Non. La faillite n’entraîne pas automatiquement la fin de l’existence juridique d’une société par actions. La faillite et la dissolution de la société sont deux notions distinctes. La société peut donc continuer d’exister juridiquement malgré sa faillite, bien que celle-ci entraîne d’importantes conséquences sur l’administration et la disposition de ses biens.
Au Canada, y compris au Québec, la faillite est principalement régie par la Loi sur la faillite et l’insolvabilité (LFI). D’autres mécanismes permettent également à certaines sociétés en difficulté financière de tenter de restructurer leurs dettes, notamment la proposition prévue par la LFI ou, lorsque les conditions d’application sont satisfaites, les procédures prévues par la Loi sur les arrangements avec les créanciers des compagnies (LACC).
Une société peut notamment devenir faillie dans les situations suivantes :
A – La cession volontaire, lorsqu’une société insolvable fait une cession de ses biens au bénéfice général de ses créanciers conformément à la LFI;
B – La faillite à la demande d’un créancier, lorsqu’un ou plusieurs créanciers présentent au tribunal une demande de faillite contre la société et que les conditions prévues par la LFI sont satisfaites, le tribunal pouvant alors rendre une ordonnance de faillite;
C – La faillite découlant de l’échec d’une proposition, lorsque certaines situations prévues par la LFI dans le cadre d’une proposition entraînent la faillite de la société.
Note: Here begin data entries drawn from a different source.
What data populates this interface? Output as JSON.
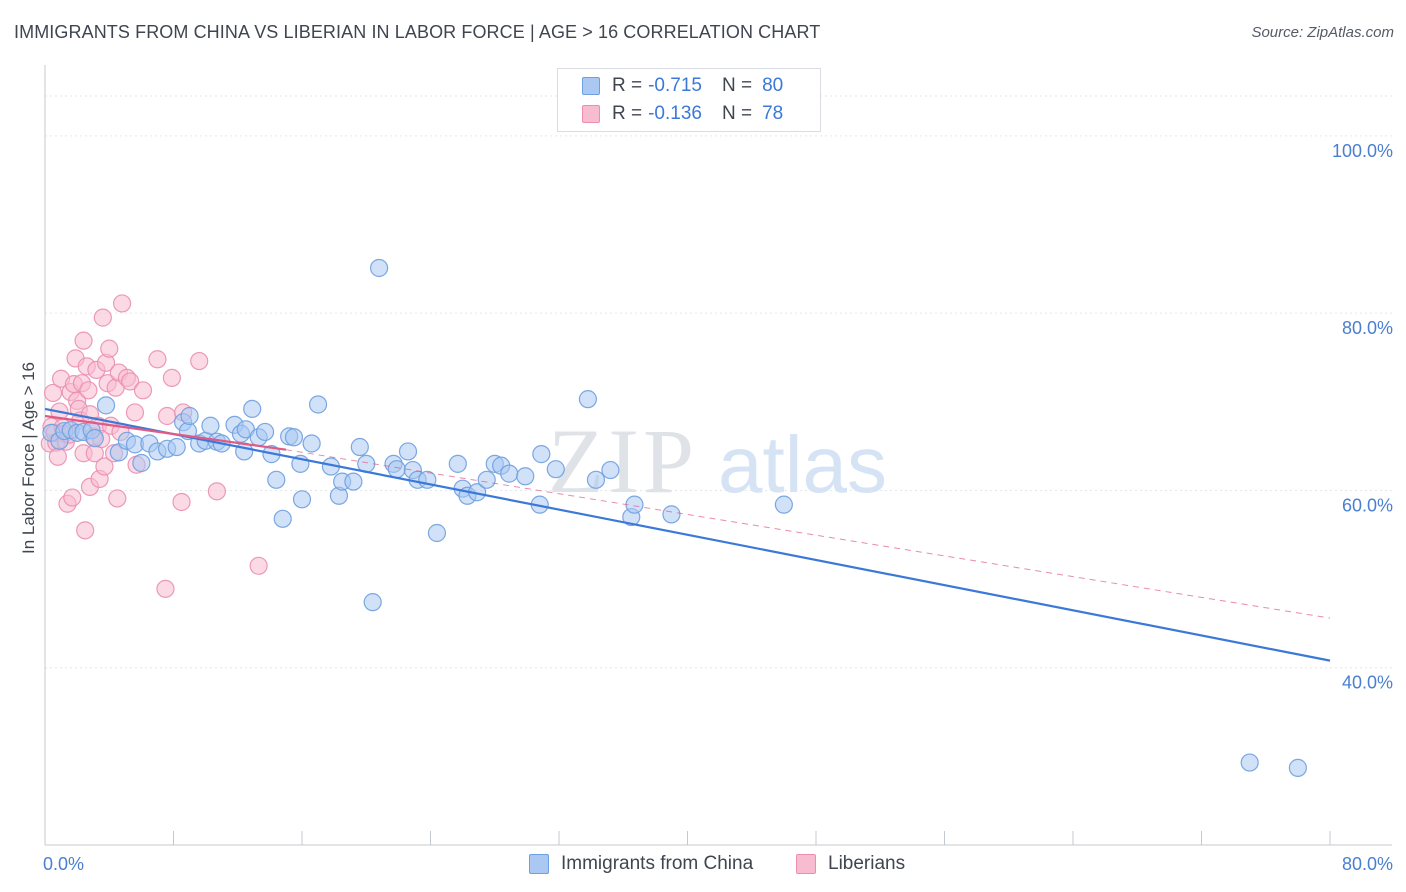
{
  "title": "IMMIGRANTS FROM CHINA VS LIBERIAN IN LABOR FORCE | AGE > 16 CORRELATION CHART",
  "source": "Source: ZipAtlas.com",
  "watermark": {
    "zip": "ZIP",
    "atlas": "atlas"
  },
  "legend": {
    "r_label": "R =",
    "n_label": "N =",
    "series": [
      {
        "r": "-0.715",
        "n": "80"
      },
      {
        "r": "-0.136",
        "n": "78"
      }
    ]
  },
  "colors": {
    "blue_fill": "#aac8f2",
    "blue_stroke": "#6e9fe0",
    "blue_line": "#3b78d8",
    "pink_fill": "#f7bcd0",
    "pink_stroke": "#ea8fb0",
    "pink_line": "#e05a86",
    "grid": "#e3e6ea",
    "tick_text": "#4a7fd0"
  },
  "chart_data": {
    "type": "scatter",
    "xlabel": "",
    "ylabel": "In Labor Force | Age > 16",
    "xlim": [
      0,
      80
    ],
    "ylim": [
      20,
      108
    ],
    "x_tick_labels": [
      "0.0%",
      "80.0%"
    ],
    "y_ticks": [
      {
        "value": 40,
        "label": "40.0%"
      },
      {
        "value": 60,
        "label": "60.0%"
      },
      {
        "value": 80,
        "label": "80.0%"
      },
      {
        "value": 100,
        "label": "100.0%"
      }
    ],
    "grid": true,
    "series": [
      {
        "name": "Immigrants from China",
        "color": "#aac8f2",
        "trend": {
          "x0": 0,
          "y0": 69.2,
          "x1": 80,
          "y1": 40.8,
          "style": "solid"
        },
        "points": [
          [
            0.4,
            66.5
          ],
          [
            0.9,
            65.6
          ],
          [
            1.2,
            66.7
          ],
          [
            1.6,
            66.8
          ],
          [
            2.0,
            66.5
          ],
          [
            2.4,
            66.6
          ],
          [
            2.9,
            66.8
          ],
          [
            3.1,
            65.9
          ],
          [
            3.8,
            69.6
          ],
          [
            4.6,
            64.3
          ],
          [
            5.1,
            65.6
          ],
          [
            5.6,
            65.2
          ],
          [
            6.0,
            63.1
          ],
          [
            6.5,
            65.3
          ],
          [
            7.0,
            64.4
          ],
          [
            7.6,
            64.7
          ],
          [
            8.2,
            64.9
          ],
          [
            8.6,
            67.7
          ],
          [
            8.9,
            66.7
          ],
          [
            9.0,
            68.4
          ],
          [
            9.6,
            65.3
          ],
          [
            10.0,
            65.6
          ],
          [
            10.3,
            67.3
          ],
          [
            10.7,
            65.5
          ],
          [
            11.0,
            65.3
          ],
          [
            11.8,
            67.4
          ],
          [
            12.2,
            66.4
          ],
          [
            12.4,
            64.4
          ],
          [
            12.5,
            66.9
          ],
          [
            12.9,
            69.2
          ],
          [
            13.3,
            66.0
          ],
          [
            13.7,
            66.6
          ],
          [
            14.1,
            64.1
          ],
          [
            14.4,
            61.2
          ],
          [
            14.8,
            56.8
          ],
          [
            15.2,
            66.1
          ],
          [
            15.5,
            66.0
          ],
          [
            15.9,
            63.0
          ],
          [
            16.0,
            59.0
          ],
          [
            16.6,
            65.3
          ],
          [
            17.0,
            69.7
          ],
          [
            17.8,
            62.7
          ],
          [
            18.3,
            59.4
          ],
          [
            18.5,
            61.0
          ],
          [
            19.2,
            61.0
          ],
          [
            19.6,
            64.9
          ],
          [
            20.0,
            63.0
          ],
          [
            20.4,
            47.4
          ],
          [
            20.8,
            85.1
          ],
          [
            21.7,
            63.0
          ],
          [
            21.9,
            62.4
          ],
          [
            22.6,
            64.4
          ],
          [
            22.9,
            62.3
          ],
          [
            23.2,
            61.2
          ],
          [
            23.8,
            61.2
          ],
          [
            24.4,
            55.2
          ],
          [
            25.7,
            63.0
          ],
          [
            26.0,
            60.2
          ],
          [
            26.3,
            59.4
          ],
          [
            26.9,
            59.8
          ],
          [
            27.5,
            61.2
          ],
          [
            28.0,
            63.0
          ],
          [
            28.4,
            62.8
          ],
          [
            28.9,
            61.9
          ],
          [
            29.9,
            61.6
          ],
          [
            30.9,
            64.1
          ],
          [
            30.8,
            58.4
          ],
          [
            31.8,
            62.4
          ],
          [
            33.8,
            70.3
          ],
          [
            34.3,
            61.2
          ],
          [
            35.2,
            62.3
          ],
          [
            36.5,
            57.0
          ],
          [
            36.7,
            58.4
          ],
          [
            39.0,
            57.3
          ],
          [
            46.0,
            58.4
          ],
          [
            75.0,
            29.3
          ],
          [
            78.0,
            28.7
          ]
        ]
      },
      {
        "name": "Liberians",
        "color": "#f7bcd0",
        "trend": {
          "x0": 0,
          "y0": 68.4,
          "x1": 15,
          "y1": 64.6,
          "style": "solid",
          "ext_x1": 80,
          "ext_y1": 45.6,
          "ext_style": "dashed"
        },
        "points": [
          [
            0.3,
            65.3
          ],
          [
            0.4,
            67.2
          ],
          [
            0.5,
            71.0
          ],
          [
            0.6,
            66.5
          ],
          [
            0.7,
            65.4
          ],
          [
            0.8,
            63.8
          ],
          [
            0.9,
            68.9
          ],
          [
            1.0,
            72.6
          ],
          [
            1.1,
            67.1
          ],
          [
            1.2,
            66.4
          ],
          [
            1.3,
            65.5
          ],
          [
            1.4,
            58.5
          ],
          [
            1.5,
            66.3
          ],
          [
            1.6,
            71.1
          ],
          [
            1.7,
            59.2
          ],
          [
            1.8,
            72.0
          ],
          [
            1.9,
            74.9
          ],
          [
            2.0,
            70.1
          ],
          [
            2.1,
            69.2
          ],
          [
            2.2,
            67.9
          ],
          [
            2.3,
            72.1
          ],
          [
            2.4,
            64.2
          ],
          [
            2.4,
            76.9
          ],
          [
            2.5,
            55.5
          ],
          [
            2.6,
            74.0
          ],
          [
            2.7,
            71.3
          ],
          [
            2.8,
            68.6
          ],
          [
            2.8,
            60.4
          ],
          [
            3.0,
            66.1
          ],
          [
            3.1,
            64.2
          ],
          [
            3.2,
            73.6
          ],
          [
            3.3,
            67.3
          ],
          [
            3.4,
            61.3
          ],
          [
            3.5,
            65.8
          ],
          [
            3.6,
            79.5
          ],
          [
            3.7,
            62.7
          ],
          [
            3.8,
            74.4
          ],
          [
            3.9,
            72.1
          ],
          [
            4.0,
            76.0
          ],
          [
            4.1,
            67.3
          ],
          [
            4.3,
            64.2
          ],
          [
            4.4,
            71.6
          ],
          [
            4.5,
            59.1
          ],
          [
            4.6,
            73.3
          ],
          [
            4.7,
            66.6
          ],
          [
            4.8,
            81.1
          ],
          [
            5.1,
            72.7
          ],
          [
            5.3,
            72.3
          ],
          [
            5.6,
            68.8
          ],
          [
            5.7,
            62.9
          ],
          [
            6.1,
            71.3
          ],
          [
            7.0,
            74.8
          ],
          [
            7.5,
            48.9
          ],
          [
            7.6,
            68.4
          ],
          [
            7.9,
            72.7
          ],
          [
            8.5,
            58.7
          ],
          [
            8.6,
            68.8
          ],
          [
            9.6,
            74.6
          ],
          [
            10.7,
            59.9
          ],
          [
            13.3,
            51.5
          ]
        ]
      }
    ]
  },
  "bottom_legend": [
    "Immigrants from China",
    "Liberians"
  ]
}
Lorsqu’une société devient faillie, ses biens sont généralement dévolus au syndic autorisé en insolvabilité, sous réserve notamment des droits des créanciers garantis et des autres règles prévues par la loi. Le syndic est alors chargé d’administrer les biens de la société conformément à la LFI.
La faillite d’une société peut entraîner d’importantes conséquences financières pour les actionnaires. Ceux-ci risquent notamment de perdre la totalité de leur investissement, puisque les réclamations des créanciers doivent généralement être satisfaites avant qu’un éventuel reliquat puisse être distribué aux actionnaires. En pratique, lorsqu’une société est insolvable, il est fréquent qu’aucune somme ne demeure disponible pour les actionnaires.
En principe, les actionnaires ne sont pas personnellement responsables des dettes de la société du seul fait qu’ils détiennent des actions. Toutefois, un actionnaire qui a personnellement garanti une dette ou une autre obligation de la société peut être tenu de respecter cette garantie malgré la faillite de celle-ci. La faillite peut également entraîner certaines conséquences fiscales pour les actionnaires, selon les circonstances.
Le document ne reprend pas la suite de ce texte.